Dienstag, November 11, 2008

Burrice da pior espécie

Outro dia, enquanto comia uma massa num restaurante local, não pude evitar de ouvir a seguinte conversa na mesa ao lado. Uma moça cheia de jóias, exalando seu forte perfume francês, dizia à amiga: “Paguei cinco mil na bolsa. Dei a maior sorte, foi uma superpromoção menina!”.

Saí do restaurante um tanto nauseada, não sei se pelo excesso de queijo no meu prato ou se pela frase que violentou meus ouvidos. Mas talvez o que tenha mais me chocado foi a resposta dada: “Mas uma bolsa dessas é tudo!”.

Pode até soar ao leitor que este diálogo seja típico de novela das oito, afinal, um país que têm 10% de suas crianças com menos de cinco anos sofrendo de desnutrição crônica e 30% de cidadãos vivendo abaixo da linha da pobreza, com até meio salário mínimo mensal (Fonte: Correio Braziliense, 14/11/2004), alguém achar normal gastar a “bagatela” de cinco mil reais em um acessório é, no mínimo, uma atitude de humilhação à condição social das classes mais empobrecidas.

Quero deixar bem claro que não sou comunista, Marx para mim não é nenhum Mestre, tampouco tenho o retrato de Fidel Castro na cabeceira da minha cama. Não é isso. O que me impressionou na conversa das “madames londrinenses” é o parodoxo que elas depositam nos valores materias e humanos. Lógica esta tão descabível que na saída do restaurante comecei a me perguntar se aquelas duas criaturas tinham alguma noção da realidade que as cerca por trás das redomas das vitrines das lojas caras e dos shoppings. (Aliás, shopping para mim é algo tão impessoal que me sinto um pouco "andrógina" andando dentro de um. Não gosto de locais onde as pessoas existem apenas com o propósito de consumirem e desfilarem com suas grifes como se estas fossem uma parte de seus braços ou uma extensão de seus corpos).

Voltando ao diálogo, o atento leitor poderá ainda me contestar dizendo que as madames fazem o que bem querem e entendem com o dinheiro de seus respectivos maridos, pois a elas lhes pertence. Mas é daí que justifico escrever este artigo e o título que lhe cabe: se o país ignora o próximo – no conceito mais espiritual do verbo “ignorar” – é porque uma burrice coletiva invade as classes mais abastastas, ou, porque não dizer, a limitadíssima elite e a hipócrita classe média “alta” (como dizia meu finado avô na época da inflação).

Limitadíssima porque – salvo Chico Buarque, Ariano Suassuna e um ou outro intelectual, político ou estudioso –, a esta classe não pertencem membros da inteligência do país.
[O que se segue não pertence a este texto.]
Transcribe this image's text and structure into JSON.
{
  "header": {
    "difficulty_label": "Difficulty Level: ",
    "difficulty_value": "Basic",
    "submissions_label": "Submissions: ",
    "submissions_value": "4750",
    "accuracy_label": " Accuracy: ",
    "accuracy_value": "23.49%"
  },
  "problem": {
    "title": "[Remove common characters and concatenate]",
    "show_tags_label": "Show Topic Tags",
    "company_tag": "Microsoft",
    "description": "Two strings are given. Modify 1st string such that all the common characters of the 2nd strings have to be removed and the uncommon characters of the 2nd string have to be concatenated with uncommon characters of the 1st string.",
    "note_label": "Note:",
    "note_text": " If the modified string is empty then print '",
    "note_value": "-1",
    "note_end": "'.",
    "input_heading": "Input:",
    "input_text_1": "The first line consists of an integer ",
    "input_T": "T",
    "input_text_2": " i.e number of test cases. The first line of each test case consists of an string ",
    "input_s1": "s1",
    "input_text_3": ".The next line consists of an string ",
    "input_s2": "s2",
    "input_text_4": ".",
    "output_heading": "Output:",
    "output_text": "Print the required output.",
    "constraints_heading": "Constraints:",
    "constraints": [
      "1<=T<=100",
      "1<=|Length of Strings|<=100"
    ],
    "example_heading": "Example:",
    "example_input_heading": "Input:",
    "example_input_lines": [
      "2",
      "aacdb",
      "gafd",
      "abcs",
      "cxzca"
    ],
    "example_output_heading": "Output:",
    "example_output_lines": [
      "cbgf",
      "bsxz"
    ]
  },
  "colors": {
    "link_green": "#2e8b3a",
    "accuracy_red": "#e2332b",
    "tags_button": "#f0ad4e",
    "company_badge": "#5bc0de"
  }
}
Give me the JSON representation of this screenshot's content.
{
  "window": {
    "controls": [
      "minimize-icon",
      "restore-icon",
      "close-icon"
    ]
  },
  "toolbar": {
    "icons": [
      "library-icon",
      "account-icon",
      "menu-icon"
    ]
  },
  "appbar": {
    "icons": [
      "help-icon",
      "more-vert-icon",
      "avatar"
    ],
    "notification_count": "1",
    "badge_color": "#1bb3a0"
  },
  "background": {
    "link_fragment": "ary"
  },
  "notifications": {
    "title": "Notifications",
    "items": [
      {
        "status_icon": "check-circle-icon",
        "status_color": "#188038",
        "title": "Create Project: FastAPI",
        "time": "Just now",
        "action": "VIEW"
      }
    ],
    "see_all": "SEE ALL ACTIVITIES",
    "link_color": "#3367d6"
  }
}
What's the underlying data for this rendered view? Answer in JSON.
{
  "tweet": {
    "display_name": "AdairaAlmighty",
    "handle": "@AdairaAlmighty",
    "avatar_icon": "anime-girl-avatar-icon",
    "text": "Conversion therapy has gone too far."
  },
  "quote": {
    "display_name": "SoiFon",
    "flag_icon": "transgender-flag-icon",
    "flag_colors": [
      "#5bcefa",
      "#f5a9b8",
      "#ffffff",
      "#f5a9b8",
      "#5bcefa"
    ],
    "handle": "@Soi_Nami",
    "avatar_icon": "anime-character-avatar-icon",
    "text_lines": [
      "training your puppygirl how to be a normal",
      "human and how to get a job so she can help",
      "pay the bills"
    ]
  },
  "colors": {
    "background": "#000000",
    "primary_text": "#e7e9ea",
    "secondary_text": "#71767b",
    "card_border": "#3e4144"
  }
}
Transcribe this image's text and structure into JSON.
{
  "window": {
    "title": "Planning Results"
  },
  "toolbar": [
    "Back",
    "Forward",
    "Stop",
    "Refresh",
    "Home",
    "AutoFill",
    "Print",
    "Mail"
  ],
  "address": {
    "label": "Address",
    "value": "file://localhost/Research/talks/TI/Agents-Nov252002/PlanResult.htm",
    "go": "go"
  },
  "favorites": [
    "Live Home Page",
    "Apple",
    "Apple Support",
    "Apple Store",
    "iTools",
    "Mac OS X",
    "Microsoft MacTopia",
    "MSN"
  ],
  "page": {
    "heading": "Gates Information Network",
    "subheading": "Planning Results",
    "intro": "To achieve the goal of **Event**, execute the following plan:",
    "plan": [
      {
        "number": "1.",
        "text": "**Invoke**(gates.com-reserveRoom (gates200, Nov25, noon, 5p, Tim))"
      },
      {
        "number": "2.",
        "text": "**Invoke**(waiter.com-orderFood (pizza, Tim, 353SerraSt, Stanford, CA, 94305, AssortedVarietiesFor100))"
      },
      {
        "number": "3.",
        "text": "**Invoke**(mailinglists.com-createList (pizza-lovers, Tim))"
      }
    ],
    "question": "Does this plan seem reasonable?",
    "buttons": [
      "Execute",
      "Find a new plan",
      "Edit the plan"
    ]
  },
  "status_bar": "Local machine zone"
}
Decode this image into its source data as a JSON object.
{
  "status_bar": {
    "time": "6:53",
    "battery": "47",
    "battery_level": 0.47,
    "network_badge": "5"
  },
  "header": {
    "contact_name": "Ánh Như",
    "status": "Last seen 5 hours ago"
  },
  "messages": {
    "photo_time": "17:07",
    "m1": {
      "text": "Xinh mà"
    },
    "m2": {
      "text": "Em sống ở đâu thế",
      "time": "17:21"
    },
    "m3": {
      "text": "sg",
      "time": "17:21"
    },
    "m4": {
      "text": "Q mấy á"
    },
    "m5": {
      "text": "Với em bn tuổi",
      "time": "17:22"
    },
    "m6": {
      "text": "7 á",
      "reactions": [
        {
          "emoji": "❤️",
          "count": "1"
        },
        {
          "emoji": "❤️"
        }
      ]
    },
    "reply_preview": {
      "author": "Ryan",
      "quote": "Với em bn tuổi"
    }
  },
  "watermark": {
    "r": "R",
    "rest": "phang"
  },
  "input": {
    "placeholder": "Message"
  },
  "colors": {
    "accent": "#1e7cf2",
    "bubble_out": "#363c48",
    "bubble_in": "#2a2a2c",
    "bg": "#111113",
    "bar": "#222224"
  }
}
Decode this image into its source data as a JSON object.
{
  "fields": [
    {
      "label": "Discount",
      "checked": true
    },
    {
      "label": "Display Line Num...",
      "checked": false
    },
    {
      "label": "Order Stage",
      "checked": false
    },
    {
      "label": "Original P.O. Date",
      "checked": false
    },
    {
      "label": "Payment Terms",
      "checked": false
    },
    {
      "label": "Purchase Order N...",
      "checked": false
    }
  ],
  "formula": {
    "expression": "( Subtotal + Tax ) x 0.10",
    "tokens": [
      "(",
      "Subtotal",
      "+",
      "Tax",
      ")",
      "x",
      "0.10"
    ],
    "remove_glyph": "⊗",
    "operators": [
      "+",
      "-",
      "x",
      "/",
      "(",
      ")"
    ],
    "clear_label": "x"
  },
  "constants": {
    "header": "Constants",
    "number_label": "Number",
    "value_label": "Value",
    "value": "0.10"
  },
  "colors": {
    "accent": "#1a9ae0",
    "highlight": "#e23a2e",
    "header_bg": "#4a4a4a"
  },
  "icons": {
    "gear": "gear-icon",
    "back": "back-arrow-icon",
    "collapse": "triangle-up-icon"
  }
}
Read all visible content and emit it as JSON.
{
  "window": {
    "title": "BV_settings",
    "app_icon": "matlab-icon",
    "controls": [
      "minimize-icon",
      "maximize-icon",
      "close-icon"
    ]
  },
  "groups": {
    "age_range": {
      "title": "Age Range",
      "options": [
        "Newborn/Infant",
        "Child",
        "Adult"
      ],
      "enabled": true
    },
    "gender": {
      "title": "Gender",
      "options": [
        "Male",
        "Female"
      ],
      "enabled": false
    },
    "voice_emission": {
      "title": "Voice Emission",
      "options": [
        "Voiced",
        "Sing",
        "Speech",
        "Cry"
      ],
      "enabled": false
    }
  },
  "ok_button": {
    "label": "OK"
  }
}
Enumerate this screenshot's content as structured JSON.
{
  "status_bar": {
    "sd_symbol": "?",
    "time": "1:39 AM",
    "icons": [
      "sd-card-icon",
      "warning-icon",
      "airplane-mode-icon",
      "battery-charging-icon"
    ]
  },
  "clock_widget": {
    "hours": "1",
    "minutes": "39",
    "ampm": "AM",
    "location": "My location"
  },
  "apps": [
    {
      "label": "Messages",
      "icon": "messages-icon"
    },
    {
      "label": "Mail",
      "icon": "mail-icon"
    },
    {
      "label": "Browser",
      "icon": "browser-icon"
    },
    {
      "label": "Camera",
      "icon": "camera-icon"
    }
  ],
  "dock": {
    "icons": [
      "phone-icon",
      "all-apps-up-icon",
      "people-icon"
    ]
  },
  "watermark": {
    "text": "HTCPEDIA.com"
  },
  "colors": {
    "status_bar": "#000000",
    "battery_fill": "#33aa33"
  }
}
E quando me refiro à “inteligência”, incluo aqui as forças críticas e pensantes que contribuem para o crescimento da justiça social, da cultura e da harmonia no Brasil. Felizmente tal opinião não é minha exclusividade, pois como afirma o jornalista João Pereira Coutinho: “(...) ironicamente o Brasil não tem eleites. Tem antielites, incapazes de pensar o país como espaço comum”.

Quanto à hipócrita classe média “alta”, esta se move em passos de raposa em busca da presa: o sonho de status quo, de pertencer à elite. Hipócrita porque fingir ver “valores” na classe superior da qual corteja feito besta esfoemada de olho nos ovos “de ouro” da galinha. A mesma classe média que ambiciona o acúmulo de bens e os fetiches bregas da elite: fumar charuto em boates, ostentar camisa Polo, desfilar as cafonas bolsas Louis Vuitton.

Enquanto isso, ao cruzar a avenida em direção a meu carro – típico da crrrasse “média média”, ordinariamente média -, eis que se aproxima de mim um rapaz maltrapilho, negro, de dentição falha, mãos imundas e unhas encardidas e me pede um “trocadim”, pois havia “cuidado” do meu carro. (Pausa. Por um minuto penso: “Mas como é que alguém desnutrido e fraco assim proteje alguma coisa meu Deus?!”).

E como todo “bom” brasileiro tiro algumas moedas do bolso e dou ao moço uma quantia irrisória só para que ele me deixe partir e eu não tenha de ficar me lembrando da sua miséria estatelenate, pois a comida ainda pesa no meu bucho e a consciência também.

Volto para casa com a sensação de quem vive num mundo latente; intocável. Eu, limitada em minha dissimulada esmola; o rapaz, em sua pobreza material infinita; e as madames, paupérrimas de espírito, luz e amor ao próximo. Pois a meu ver, a burrice da pior espécie é a falta de amor.

P.S.: Tomando-se por base que uma cesta básica custa R$ 170,00, o valor gasto na bolsa da madame é o mesmo que 30 cestas.